Introduction of a Cost Effective Method for Analysing Engine Intake Ice Removal Device for Small Aircraft
Abstract
As the need for personal air transport increases significantly, new aircraft and/or its components are required to be designed and developed together with expectations for guarantying the high level flight safety. Since smaller aircraft manufacturers don’t have the infrastructural and experimental resources for complex investigations, analysis of engine components with especial care for the behaviour of particle separation components in the inlet air duct for example, smarter, more efficient solutions have to be developed. CFD software gives an opportunity to simulate the trajectories of different type of particles, such as hailstones, dust, or even liquid water droplets. Hence, in this study an upper-wing type, two engines thrusted, small turboprop aircraft’s integrated engine air intake device has been analysed, to prove the effectivity of the aircraft performance in the considered raining and icing conditions. The flow field has been discretized with a detailed, hybrid mesh using hexa elements at the simpler parts, and tetra elements, where the geometry is more complex. Inflation layers have been inserted on the wall-type surfaces, with especial care to the problematic parts, where the y+ number is predictably higher.

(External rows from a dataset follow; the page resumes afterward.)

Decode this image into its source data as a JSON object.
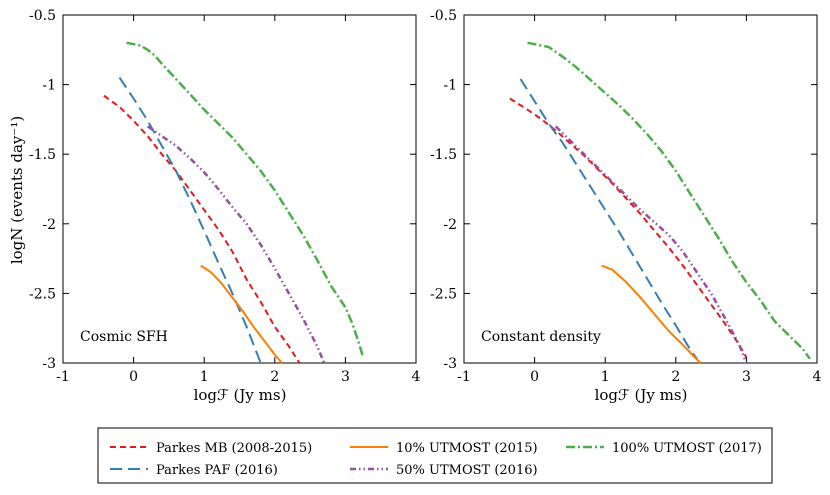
{
  "chart_data": [
    {
      "type": "line",
      "panel": "left",
      "annotation": "Cosmic SFH",
      "xlabel": "logℱ (Jy ms)",
      "ylabel": "logN (events day⁻¹)",
      "xlim": [
        -1,
        4
      ],
      "ylim": [
        -3,
        -0.5
      ],
      "xticks": [
        -1,
        0,
        1,
        2,
        3,
        4
      ],
      "yticks": [
        -3,
        -2.5,
        -2,
        -1.5,
        -1,
        -0.5
      ],
      "xtick_labels": [
        "-1",
        "0",
        "1",
        "2",
        "3",
        "4"
      ],
      "ytick_labels": [
        "-3",
        "-2.5",
        "-2",
        "-1.5",
        "-1",
        "-0.5"
      ],
      "series": [
        {
          "name": "Parkes MB (2008-2015)",
          "color": "#e41a1c",
          "style": "dashed",
          "x": [
            -0.42,
            -0.2,
            0.0,
            0.2,
            0.4,
            0.6,
            0.8,
            1.0,
            1.2,
            1.4,
            1.6,
            1.8,
            2.0,
            2.2,
            2.35
          ],
          "y": [
            -1.08,
            -1.16,
            -1.26,
            -1.37,
            -1.5,
            -1.62,
            -1.76,
            -1.9,
            -2.04,
            -2.2,
            -2.4,
            -2.56,
            -2.74,
            -2.88,
            -3.0
          ]
        },
        {
          "name": "Parkes PAF (2016)",
          "color": "#377eb8",
          "style": "longdash",
          "x": [
            -0.2,
            0.0,
            0.2,
            0.4,
            0.6,
            0.8,
            1.0,
            1.2,
            1.4,
            1.6,
            1.8
          ],
          "y": [
            -0.95,
            -1.1,
            -1.26,
            -1.44,
            -1.62,
            -1.83,
            -2.05,
            -2.28,
            -2.5,
            -2.74,
            -3.0
          ]
        },
        {
          "name": "10% UTMOST (2015)",
          "color": "#ff7f00",
          "style": "solid",
          "x": [
            0.95,
            1.1,
            1.25,
            1.4,
            1.55,
            1.7,
            1.85,
            2.0,
            2.1
          ],
          "y": [
            -2.3,
            -2.35,
            -2.43,
            -2.53,
            -2.63,
            -2.74,
            -2.84,
            -2.94,
            -3.0
          ]
        },
        {
          "name": "50% UTMOST (2016)",
          "color": "#984ea3",
          "style": "dashdotdot",
          "x": [
            0.2,
            0.4,
            0.6,
            0.8,
            1.0,
            1.2,
            1.4,
            1.6,
            1.8,
            2.0,
            2.2,
            2.4,
            2.6,
            2.7
          ],
          "y": [
            -1.3,
            -1.37,
            -1.44,
            -1.53,
            -1.63,
            -1.75,
            -1.88,
            -2.0,
            -2.15,
            -2.32,
            -2.5,
            -2.68,
            -2.88,
            -3.0
          ]
        },
        {
          "name": "100% UTMOST (2017)",
          "color": "#4daf4a",
          "style": "dashdot",
          "x": [
            -0.1,
            0.0,
            0.1,
            0.2,
            0.3,
            0.4,
            0.6,
            0.8,
            1.0,
            1.2,
            1.4,
            1.6,
            1.8,
            2.0,
            2.2,
            2.4,
            2.6,
            2.8,
            3.0,
            3.1,
            3.2,
            3.25
          ],
          "y": [
            -0.7,
            -0.71,
            -0.72,
            -0.75,
            -0.79,
            -0.85,
            -0.96,
            -1.07,
            -1.18,
            -1.28,
            -1.38,
            -1.5,
            -1.62,
            -1.76,
            -1.92,
            -2.08,
            -2.26,
            -2.45,
            -2.6,
            -2.72,
            -2.87,
            -2.96
          ]
        }
      ]
    },
    {
      "type": "line",
      "panel": "right",
      "annotation": "Constant density",
      "xlabel": "logℱ (Jy ms)",
      "xlim": [
        -1,
        4
      ],
      "ylim": [
        -3,
        -0.5
      ],
      "xticks": [
        -1,
        0,
        1,
        2,
        3,
        4
      ],
      "yticks": [
        -3,
        -2.5,
        -2,
        -1.5,
        -1,
        -0.5
      ],
      "xtick_labels": [
        "-1",
        "0",
        "1",
        "2",
        "3",
        "4"
      ],
      "ytick_labels": [
        "-3",
        "-2.5",
        "-2",
        "-1.5",
        "-1",
        "-0.5"
      ],
      "series": [
        {
          "name": "Parkes MB (2008-2015)",
          "color": "#e41a1c",
          "style": "dashed",
          "x": [
            -0.35,
            -0.1,
            0.1,
            0.3,
            0.5,
            0.7,
            0.9,
            1.1,
            1.3,
            1.5,
            1.7,
            1.9,
            2.1,
            2.3,
            2.5,
            2.7,
            2.9,
            3.0
          ],
          "y": [
            -1.1,
            -1.18,
            -1.25,
            -1.33,
            -1.42,
            -1.51,
            -1.61,
            -1.71,
            -1.82,
            -1.93,
            -2.05,
            -2.17,
            -2.3,
            -2.44,
            -2.58,
            -2.72,
            -2.87,
            -2.96
          ]
        },
        {
          "name": "Parkes PAF (2016)",
          "color": "#377eb8",
          "style": "longdash",
          "x": [
            -0.2,
            0.0,
            0.2,
            0.4,
            0.6,
            0.8,
            1.0,
            1.2,
            1.4,
            1.6,
            1.8,
            2.0,
            2.2,
            2.3
          ],
          "y": [
            -0.96,
            -1.12,
            -1.28,
            -1.42,
            -1.58,
            -1.74,
            -1.9,
            -2.06,
            -2.23,
            -2.4,
            -2.57,
            -2.73,
            -2.9,
            -2.97
          ]
        },
        {
          "name": "10% UTMOST (2015)",
          "color": "#ff7f00",
          "style": "solid",
          "x": [
            0.95,
            1.1,
            1.3,
            1.5,
            1.7,
            1.9,
            2.1,
            2.25,
            2.35
          ],
          "y": [
            -2.3,
            -2.33,
            -2.42,
            -2.53,
            -2.65,
            -2.77,
            -2.87,
            -2.95,
            -3.0
          ]
        },
        {
          "name": "50% UTMOST (2016)",
          "color": "#984ea3",
          "style": "dashdotdot",
          "x": [
            0.3,
            0.5,
            0.7,
            0.9,
            1.1,
            1.3,
            1.5,
            1.7,
            1.9,
            2.1,
            2.3,
            2.5,
            2.7,
            2.9,
            3.0
          ],
          "y": [
            -1.3,
            -1.4,
            -1.5,
            -1.6,
            -1.7,
            -1.8,
            -1.9,
            -1.99,
            -2.08,
            -2.2,
            -2.35,
            -2.5,
            -2.68,
            -2.87,
            -3.0
          ]
        },
        {
          "name": "100% UTMOST (2017)",
          "color": "#4daf4a",
          "style": "dashdot",
          "x": [
            -0.1,
            0.0,
            0.2,
            0.4,
            0.6,
            0.8,
            1.0,
            1.2,
            1.4,
            1.6,
            1.8,
            2.0,
            2.2,
            2.4,
            2.6,
            2.8,
            3.0,
            3.2,
            3.4,
            3.6,
            3.8,
            3.9
          ],
          "y": [
            -0.7,
            -0.71,
            -0.73,
            -0.8,
            -0.88,
            -0.97,
            -1.06,
            -1.15,
            -1.25,
            -1.36,
            -1.48,
            -1.62,
            -1.78,
            -1.94,
            -2.1,
            -2.27,
            -2.42,
            -2.55,
            -2.7,
            -2.8,
            -2.9,
            -2.97
          ]
        }
      ]
    }
  ],
  "legend": {
    "location": "bottom-center",
    "entries": [
      {
        "label": "Parkes MB (2008-2015)",
        "color": "#e41a1c",
        "style": "dashed"
      },
      {
        "label": "Parkes PAF (2016)",
        "color": "#377eb8",
        "style": "longdash"
      },
      {
        "label": "10% UTMOST (2015)",
        "color": "#ff7f00",
        "style": "solid"
      },
      {
        "label": "50% UTMOST (2016)",
        "color": "#984ea3",
        "style": "dashdotdot"
      },
      {
        "label": "100% UTMOST (2017)",
        "color": "#4daf4a",
        "style": "dashdot"
      }
    ]
  }
}
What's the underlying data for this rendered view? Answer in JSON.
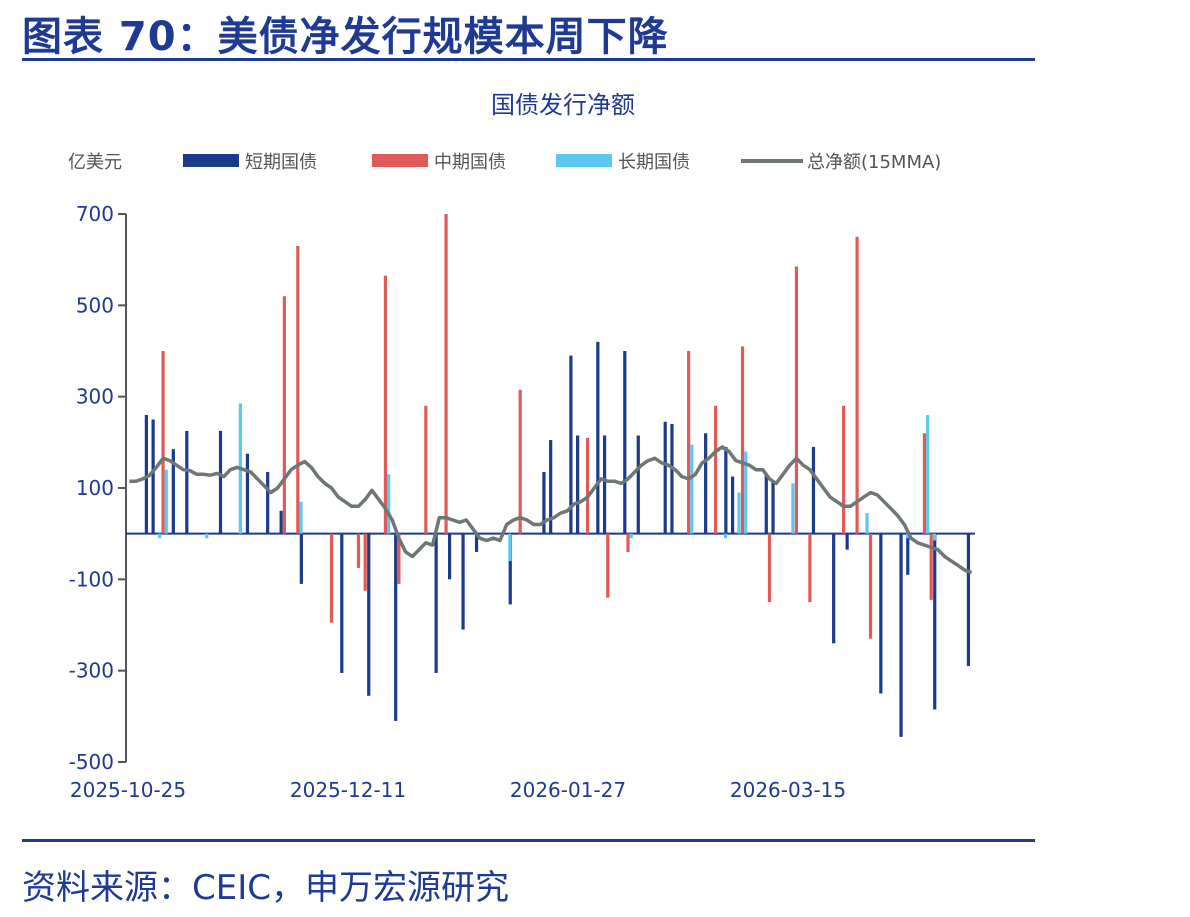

The inlet boundary conditions of the model have been extracted from a larger, complex pre-simulation, performed in a previous study. Standard Reynolds Averaged Navier-Stokes equations have been considered with Shear Stress Transport turbulence model. Solid (ice) and liquid particles have been defined, and their trajectories are investigated by using fully coupled model. The interaction of the wall-fluid particle has been taken into consideration.